With future manufacturing in mind, the team designed the fabrication process to be scalable. The microneedles currently cost about $1.50 apiece to make in batch production.
Monitoring drug clearance and detecting organ damage earlier
In the study's preclinical experiments, the researchers used the microneedles to track two drugs: a chemotherapy processed by the liver and an antibiotic cleared by the kidneys.
"These are drugs where, if dosing is a little too low, they may not work as intended," Emaminejad said. "If dosing is too high, they can harm the same organs that are trying to clear them."
By continuously tracking how drug levels rose and fell, the researchers were able to infer how well those organs were functioning. Rats with liver injury showed delayed clearance of the chemotherapy drug, while rats with kidney damage showed delayed clearance of the antibiotic.
In one experiment, the team followed animals through two weeks of worsening kidney dysfunction and then two weeks of treatment intended to stimulate recovery. The microneedle data captured a corresponding decrease in drug clearance followed by improvement during recovery.
The researchers also found that during the first week of kidney injury, the microneedle measurements already indicated impaired drug clearance. At that point, blood creatinine — the conventional biomarker commonly used to assess kidney function — remained below thresholds signaling injury. That result suggests the platform may be able to detect clinically relevant changes earlier than standard testing in some settings.
The researchers next aim to move the technology toward human studies.

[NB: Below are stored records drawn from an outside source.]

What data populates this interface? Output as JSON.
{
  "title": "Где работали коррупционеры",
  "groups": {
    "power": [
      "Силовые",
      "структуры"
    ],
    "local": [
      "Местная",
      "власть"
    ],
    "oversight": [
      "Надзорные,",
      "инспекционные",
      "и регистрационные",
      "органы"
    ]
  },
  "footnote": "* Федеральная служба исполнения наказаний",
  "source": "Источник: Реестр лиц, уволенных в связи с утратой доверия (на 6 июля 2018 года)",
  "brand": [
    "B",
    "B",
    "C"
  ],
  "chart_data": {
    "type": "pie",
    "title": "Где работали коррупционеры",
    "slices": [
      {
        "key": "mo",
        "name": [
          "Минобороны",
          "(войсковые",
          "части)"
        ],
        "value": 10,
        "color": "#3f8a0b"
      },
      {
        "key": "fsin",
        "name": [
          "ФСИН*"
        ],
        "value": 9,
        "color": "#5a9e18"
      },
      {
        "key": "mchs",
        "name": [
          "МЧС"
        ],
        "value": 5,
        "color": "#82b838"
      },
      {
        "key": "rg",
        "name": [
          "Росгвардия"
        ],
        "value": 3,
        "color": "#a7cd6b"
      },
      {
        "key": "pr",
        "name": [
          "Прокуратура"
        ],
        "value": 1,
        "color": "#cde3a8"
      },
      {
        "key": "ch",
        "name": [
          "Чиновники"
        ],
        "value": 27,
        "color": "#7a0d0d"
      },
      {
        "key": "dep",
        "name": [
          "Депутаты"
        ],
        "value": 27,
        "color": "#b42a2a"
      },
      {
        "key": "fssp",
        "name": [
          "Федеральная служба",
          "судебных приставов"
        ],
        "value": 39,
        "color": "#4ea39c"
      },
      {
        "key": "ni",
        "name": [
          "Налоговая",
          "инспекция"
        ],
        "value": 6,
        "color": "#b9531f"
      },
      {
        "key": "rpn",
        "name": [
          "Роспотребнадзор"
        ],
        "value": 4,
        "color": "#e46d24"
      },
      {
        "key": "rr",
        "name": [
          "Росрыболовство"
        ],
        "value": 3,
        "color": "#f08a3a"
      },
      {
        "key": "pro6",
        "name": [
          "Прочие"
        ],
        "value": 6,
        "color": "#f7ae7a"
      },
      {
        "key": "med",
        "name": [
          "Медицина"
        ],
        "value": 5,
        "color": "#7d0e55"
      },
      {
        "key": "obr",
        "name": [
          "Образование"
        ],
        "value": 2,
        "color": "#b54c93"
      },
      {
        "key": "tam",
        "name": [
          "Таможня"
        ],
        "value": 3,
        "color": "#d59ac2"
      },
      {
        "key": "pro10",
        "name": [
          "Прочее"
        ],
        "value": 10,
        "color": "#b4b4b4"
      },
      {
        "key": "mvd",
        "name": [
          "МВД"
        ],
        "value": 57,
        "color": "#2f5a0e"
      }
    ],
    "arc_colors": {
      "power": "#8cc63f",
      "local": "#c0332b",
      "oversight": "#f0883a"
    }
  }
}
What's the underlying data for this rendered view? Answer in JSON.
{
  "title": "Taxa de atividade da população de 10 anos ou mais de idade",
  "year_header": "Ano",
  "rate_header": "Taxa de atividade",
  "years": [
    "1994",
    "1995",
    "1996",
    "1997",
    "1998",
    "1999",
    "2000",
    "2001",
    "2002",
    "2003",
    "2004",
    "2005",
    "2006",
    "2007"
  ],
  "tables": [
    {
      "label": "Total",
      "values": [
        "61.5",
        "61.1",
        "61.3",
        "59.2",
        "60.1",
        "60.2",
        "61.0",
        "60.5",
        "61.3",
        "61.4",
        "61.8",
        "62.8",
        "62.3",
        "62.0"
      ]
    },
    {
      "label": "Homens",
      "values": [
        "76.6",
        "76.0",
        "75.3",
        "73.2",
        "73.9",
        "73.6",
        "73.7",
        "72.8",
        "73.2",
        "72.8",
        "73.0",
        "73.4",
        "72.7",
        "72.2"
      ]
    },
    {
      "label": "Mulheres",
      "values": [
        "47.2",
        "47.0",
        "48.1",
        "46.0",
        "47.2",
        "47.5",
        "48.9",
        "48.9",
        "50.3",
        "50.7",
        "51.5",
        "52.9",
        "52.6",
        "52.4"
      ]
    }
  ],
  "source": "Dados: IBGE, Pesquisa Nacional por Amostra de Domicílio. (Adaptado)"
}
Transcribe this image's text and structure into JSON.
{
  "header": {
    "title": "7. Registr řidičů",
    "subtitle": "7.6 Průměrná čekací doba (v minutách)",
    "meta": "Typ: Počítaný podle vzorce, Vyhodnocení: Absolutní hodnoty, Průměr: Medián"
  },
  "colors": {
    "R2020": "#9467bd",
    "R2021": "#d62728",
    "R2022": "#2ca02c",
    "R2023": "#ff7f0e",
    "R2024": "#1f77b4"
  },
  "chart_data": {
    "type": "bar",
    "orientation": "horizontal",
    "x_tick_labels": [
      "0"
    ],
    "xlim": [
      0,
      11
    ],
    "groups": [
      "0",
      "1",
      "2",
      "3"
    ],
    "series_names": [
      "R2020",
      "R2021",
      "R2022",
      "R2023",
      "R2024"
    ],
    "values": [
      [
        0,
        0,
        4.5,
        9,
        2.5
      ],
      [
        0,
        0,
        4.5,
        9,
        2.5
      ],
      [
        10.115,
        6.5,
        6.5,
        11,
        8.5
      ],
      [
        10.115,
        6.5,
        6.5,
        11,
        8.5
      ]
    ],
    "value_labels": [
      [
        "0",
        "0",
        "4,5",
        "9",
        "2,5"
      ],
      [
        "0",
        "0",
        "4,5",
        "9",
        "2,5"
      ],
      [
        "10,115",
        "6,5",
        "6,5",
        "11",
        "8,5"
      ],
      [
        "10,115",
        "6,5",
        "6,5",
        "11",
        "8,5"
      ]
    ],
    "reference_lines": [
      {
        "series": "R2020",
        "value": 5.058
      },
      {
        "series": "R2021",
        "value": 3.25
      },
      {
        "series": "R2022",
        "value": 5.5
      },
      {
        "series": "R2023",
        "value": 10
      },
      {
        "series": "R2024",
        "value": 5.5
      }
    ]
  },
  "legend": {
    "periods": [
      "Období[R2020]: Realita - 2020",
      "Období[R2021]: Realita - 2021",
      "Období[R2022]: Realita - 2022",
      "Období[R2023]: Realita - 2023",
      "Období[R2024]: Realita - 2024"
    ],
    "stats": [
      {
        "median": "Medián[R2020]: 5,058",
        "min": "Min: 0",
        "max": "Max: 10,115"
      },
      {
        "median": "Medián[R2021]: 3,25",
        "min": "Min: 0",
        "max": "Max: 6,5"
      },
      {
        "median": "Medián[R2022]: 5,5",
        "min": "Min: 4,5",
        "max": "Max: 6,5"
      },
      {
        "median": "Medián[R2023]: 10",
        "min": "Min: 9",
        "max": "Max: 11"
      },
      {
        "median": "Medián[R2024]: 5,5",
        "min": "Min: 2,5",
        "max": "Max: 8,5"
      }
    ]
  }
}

"We want to determine whether this kind of monitoring can help prevent damage from antibiotics and chemotherapies," Emaminejad said. "There is a real opportunity to better protect patients from the side effects of powerful therapies by recognizing trouble earlier and adjusting treatment sooner. More broadly, this approach could expand continuous molecular monitoring to many other targets, with the potential to guide care and reveal health problems earlier."
Study funding
The study — which involved researchers from UCLA, MIT, Northwestern University, Duke University and Stanford University — received funding from the National Institutes of Health, the Elisabeth K. Harris Foundation Trust, the Cystic Fibrosis Foundation, the Allan Smidt Charitable Fund, the Ralph Block Family Foundation, the Kleeman Fund, the Factor Family Foundation, the Chan Zuckerberg Biohub Chicago, CNSI's Elman Family Foundation Innovation Fund, the UCLA Vice Chancellor for Research and Creative Activities, a UCLA Graduate Dean's Scholar Award and a UCLA Electrical and Computer Engineering Department Fellowship.